Leading scorer Patricia McKillop restored Zimbabwe’s advantage after 51 minutes. Gillian Cowley and McKillop added further goals to make the game safe.
McKillop later went on to coach youngsters in the sport and was also good enough to represent Zimbabwe at golf.
Twenty-three-year-old Patricia Davies, later a company director said: “We just never expected this. We got a shock with the tough game they play here but I think we played the best hockey of the tournament.”
Brenda Phillips – now Brenda Howden – was the youngest member of the side and one of many who later made their home in South Africa. She became headmistress of Auckland Park Preparatory School in Johannesburg.
“The Olympics stood me in good stead and it taught me how to fight to the top and never give up,” she told Forbes Africa many years later.
When the team came home, there were drum majorettes and a huge crowd of fans to welcome them at the airport.
“Now the older you get the more you realise how important it is. You can’t separate the independence with the golden moments. Moscow reminds us of 1980, for every reason 1980 is important,” said goalkeeper Sarah English.
Ginny Ross, a leading umpire and life member of the Zimbabwean Hockey Association told insidethegames: “Everyone still talks about it. They put Zimbabwe on the world map for hockey. This was one of the most amazing achievements that Zimbabwe had in sport.”
The gold medal remained the only Zimbabwean success until Kirsty Coventry’s exploits in the pool at Athens 2004 and Beijing 2008. Coventry was not even born when the hockey players tasted glory.
The team members try to keep in touch but one member of the side will not be part of the 40th anniversary celebrations. Sadly Liz Chase passed away from cancer in 2018 at the age of 65.

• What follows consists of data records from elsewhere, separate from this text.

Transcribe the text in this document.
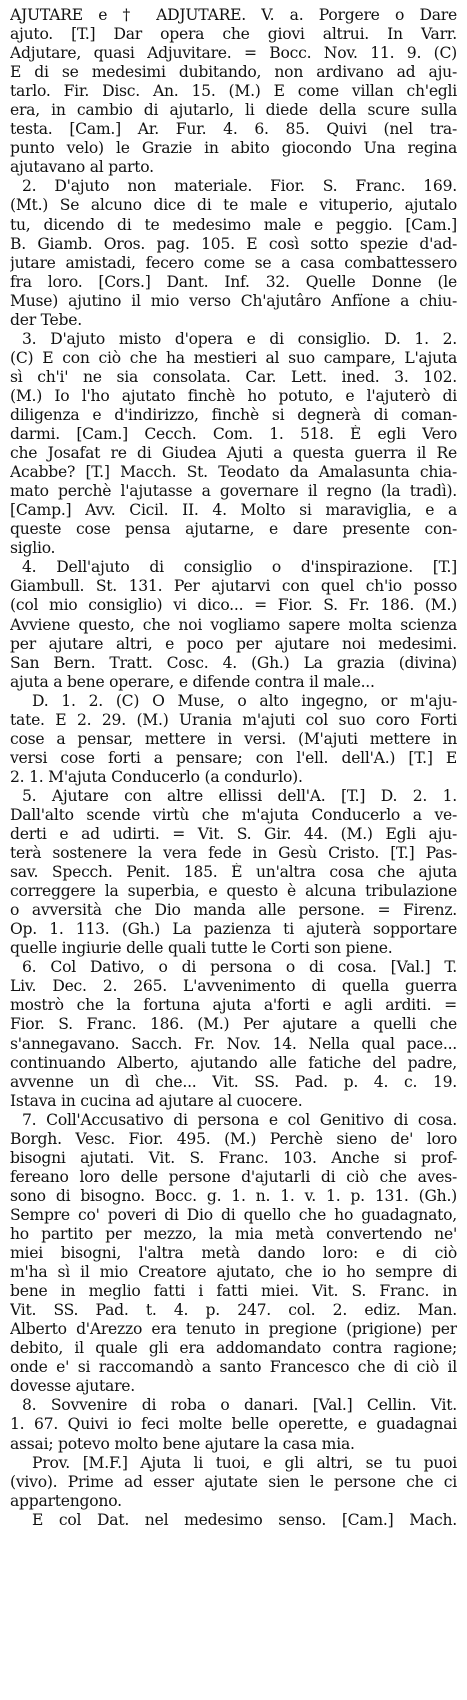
AJUTARE e † ADJUTARE. V. a. Porgere o Dare
ajuto. [T.] Dar opera che giovi altrui. In Varr.
Adjutare, quasi Adjuvitare. = Bocc. Nov. 11. 9. (C)
E di se medesimi dubitando, non ardivano ad aju-
tarlo. Fir. Disc. An. 15. (M.) E come villan ch'egli
era, in cambio di ajutarlo, li diede della scure sulla
testa. [Cam.] Ar. Fur. 4. 6. 85. Quivi (nel tra-
punto velo) le Grazie in abito giocondo Una regina
ajutavano al parto.
2. D'ajuto non materiale. Fior. S. Franc. 169.
(Mt.) Se alcuno dice di te male e vituperio, ajutalo
tu, dicendo di te medesimo male e peggio. [Cam.]
B. Giamb. Oros. pag. 105. E così sotto spezie d'ad-
jutare amistadi, fecero come se a casa combattessero
fra loro. [Cors.] Dant. Inf. 32. Quelle Donne (le
Muse) ajutino il mio verso Ch'ajutâro Anfïone a chiu-
der Tebe.
3. D'ajuto misto d'opera e di consiglio. D. 1. 2.
(C) E con ciò che ha mestieri al suo campare, L'ajuta
sì ch'i' ne sia consolata. Car. Lett. ined. 3. 102.
(M.) Io l'ho ajutato finchè ho potuto, e l'ajuterò di
diligenza e d'indirizzo, finchè si degnerà di coman-
darmi. [Cam.] Cecch. Com. 1. 518. È egli Vero
che Josafat re di Giudea Ajuti a questa guerra il Re
Acabbe? [T.] Macch. St. Teodato da Amalasunta chia-
mato perchè l'ajutasse a governare il regno (la tradì).
[Camp.] Avv. Cicil. II. 4. Molto si maraviglia, e a
queste cose pensa ajutarne, e dare presente con-
siglio.
4. Dell'ajuto di consiglio o d'inspirazione. [T.]
Giambull. St. 131. Per ajutarvi con quel ch'io posso
(col mio consiglio) vi dico... = Fior. S. Fr. 186. (M.)
Avviene questo, che noi vogliamo sapere molta scienza
per ajutare altri, e poco per ajutare noi medesimi.
San Bern. Tratt. Cosc. 4. (Gh.) La grazia (divina)
ajuta a bene operare, e difende contra il male...
D. 1. 2. (C) O Muse, o alto ingegno, or m'aju-
tate. E 2. 29. (M.) Urania m'ajuti col suo coro Forti
cose a pensar, mettere in versi. (M'ajuti mettere in
versi cose forti a pensare; con l'ell. dell'A.) [T.] E
2. 1. M'ajuta Conducerlo (a condurlo).
5. Ajutare con altre ellissi dell'A. [T.] D. 2. 1.
Dall'alto scende virtù che m'ajuta Conducerlo a ve-
derti e ad udirti. = Vit. S. Gir. 44. (M.) Egli aju-
terà sostenere la vera fede in Gesù Cristo. [T.] Pas-
sav. Specch. Penit. 185. È un'altra cosa che ajuta
correggere la superbia, e questo è alcuna tribulazione
o avversità che Dio manda alle persone. = Firenz.
Op. 1. 113. (Gh.) La pazienza ti ajuterà sopportare
quelle ingiurie delle quali tutte le Corti son piene.
6. Col Dativo, o di persona o di cosa. [Val.] T.
Liv. Dec. 2. 265. L'avvenimento di quella guerra
mostrò che la fortuna ajuta a'forti e agli arditi. =
Fior. S. Franc. 186. (M.) Per ajutare a quelli che
s'annegavano. Sacch. Fr. Nov. 14. Nella qual pace...
continuando Alberto, ajutando alle fatiche del padre,
avvenne un dì che... Vit. SS. Pad. p. 4. c. 19.
Istava in cucina ad ajutare al cuocere.
7. Coll'Accusativo di persona e col Genitivo di cosa.
Borgh. Vesc. Fior. 495. (M.) Perchè sieno de' loro
bisogni ajutati. Vit. S. Franc. 103. Anche si prof-
fereano loro delle persone d'ajutarli di ciò che aves-
sono di bisogno. Bocc. g. 1. n. 1. v. 1. p. 131. (Gh.)
Sempre co' poveri di Dio di quello che ho guadagnato,
ho partito per mezzo, la mia metà convertendo ne'
miei bisogni, l'altra metà dando loro: e di ciò
m'ha sì il mio Creatore ajutato, che io ho sempre di
bene in meglio fatti i fatti miei. Vit. S. Franc. in
Vit. SS. Pad. t. 4. p. 247. col. 2. ediz. Man.
Alberto d'Arezzo era tenuto in pregione (prigione) per
debito, il quale gli era addomandato contra ragione;
onde e' si raccomandò a santo Francesco che di ciò il
dovesse ajutare.
8. Sovvenire di roba o danari. [Val.] Cellin. Vit.
1. 67. Quivi io feci molte belle operette, e guadagnai
assai; potevo molto bene ajutare la casa mia.
Prov. [M.F.] Ajuta li tuoi, e gli altri, se tu puoi
(vivo). Prime ad esser ajutate sien le persone che ci
appartengono.
E col Dat. nel medesimo senso. [Cam.] Mach.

She had been a teacher and then sports administrator at the University of Witwatersrand in South Africa where she coordinated a massive fund raising effort to install an artificial hockey pitch.
Chase had played as a forward in 1980 and later recalled: “We went to a party at the Kremlin. Everyone wanted a part of us, we were all just so proud. Suddenly everybody wanted to know about Zimbabwe.”

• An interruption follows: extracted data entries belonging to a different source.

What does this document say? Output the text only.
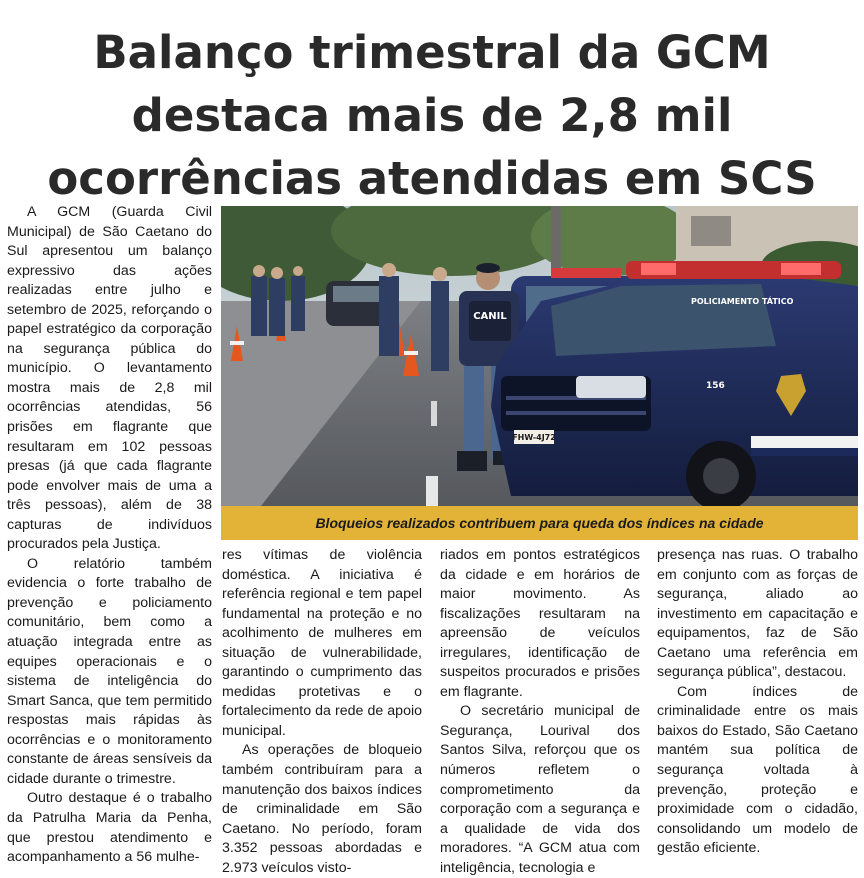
Balanço trimestral da GCM
destaca mais de 2,8 mil
ocorrências atendidas em SCS

A GCM (Guarda Civil Municipal) de São Caetano do Sul apresentou um balanço expressivo das ações realizadas entre julho e setembro de 2025, reforçando o papel estratégico da corporação na segurança pública do município. O levantamento mostra mais de 2,8 mil ocorrências atendidas, 56 prisões em flagrante que resultaram em 102 pessoas presas (já que cada flagrante pode envolver mais de uma a três pessoas), além de 38 capturas de indivíduos procurados pela Justiça.

O relatório também evidencia o forte trabalho de prevenção e policiamento comunitário, bem como a atuação integrada entre as equipes operacionais e o sistema de inteligência do Smart Sanca, que tem permitido respostas mais rápidas às ocorrências e o monitoramento constante de áreas sensíveis da cidade durante o trimestre.

Outro destaque é o trabalho da Patrulha Maria da Penha, que prestou atendimento e acompanhamento a 56 mulhe-

CANIL
POLICIAMENTO TÁTICO
FHW-4J72
156
Bloqueios realizados contribuem para queda dos índices na cidade

res vítimas de violência doméstica. A iniciativa é referência regional e tem papel fundamental na proteção e no acolhimento de mulheres em situação de vulnerabilidade, garantindo o cumprimento das medidas protetivas e o fortalecimento da rede de apoio municipal.

As operações de bloqueio também contribuíram para a manutenção dos baixos índices de criminalidade em São Caetano. No período, foram 3.352 pessoas abordadas e 2.973 veículos visto-

riados em pontos estratégicos da cidade e em horários de maior movimento. As fiscalizações resultaram na apreensão de veículos irregulares, identificação de suspeitos procurados e prisões em flagrante.

O secretário municipal de Segurança, Lourival dos Santos Silva, reforçou que os números refletem o comprometimento da corporação com a segurança e a qualidade de vida dos moradores. “A GCM atua com inteligência, tecnologia e

presença nas ruas. O trabalho em conjunto com as forças de segurança, aliado ao investimento em capacitação e equipamentos, faz de São Caetano uma referência em segurança pública”, destacou.

Com índices de criminalidade entre os mais baixos do Estado, São Caetano mantém sua política de segurança voltada à prevenção, proteção e proximidade com o cidadão, consolidando um modelo de gestão eficiente.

They were christened the ‘Golden Girls’ and Prime Minister Robert Mugabe sent his “heartfelt congratulations”. His wife Sally had promised each player an ox. In fact they eventually received a package of meat.
Their triumph lives on in a schools hockey tournament which was established in Zimbabwe and takes place to this day.
“This is for the top girls school teams in the country and is a big event on the schools hockey calendar,” said Ross.
Wherever possible a member of the team returns to make the award presentations.
Zimbabwe’s women won’t be in Tokyo next year, but the success of the Golden Girls has continued to inspire hockey players in the sport. A Zimbabwean side made it to the FIH 2016 Junior World Cup in Santiago and a Zimbabwe team also took part in hockey fives at the 2018 Youth Olympic Games in Buenos Aires.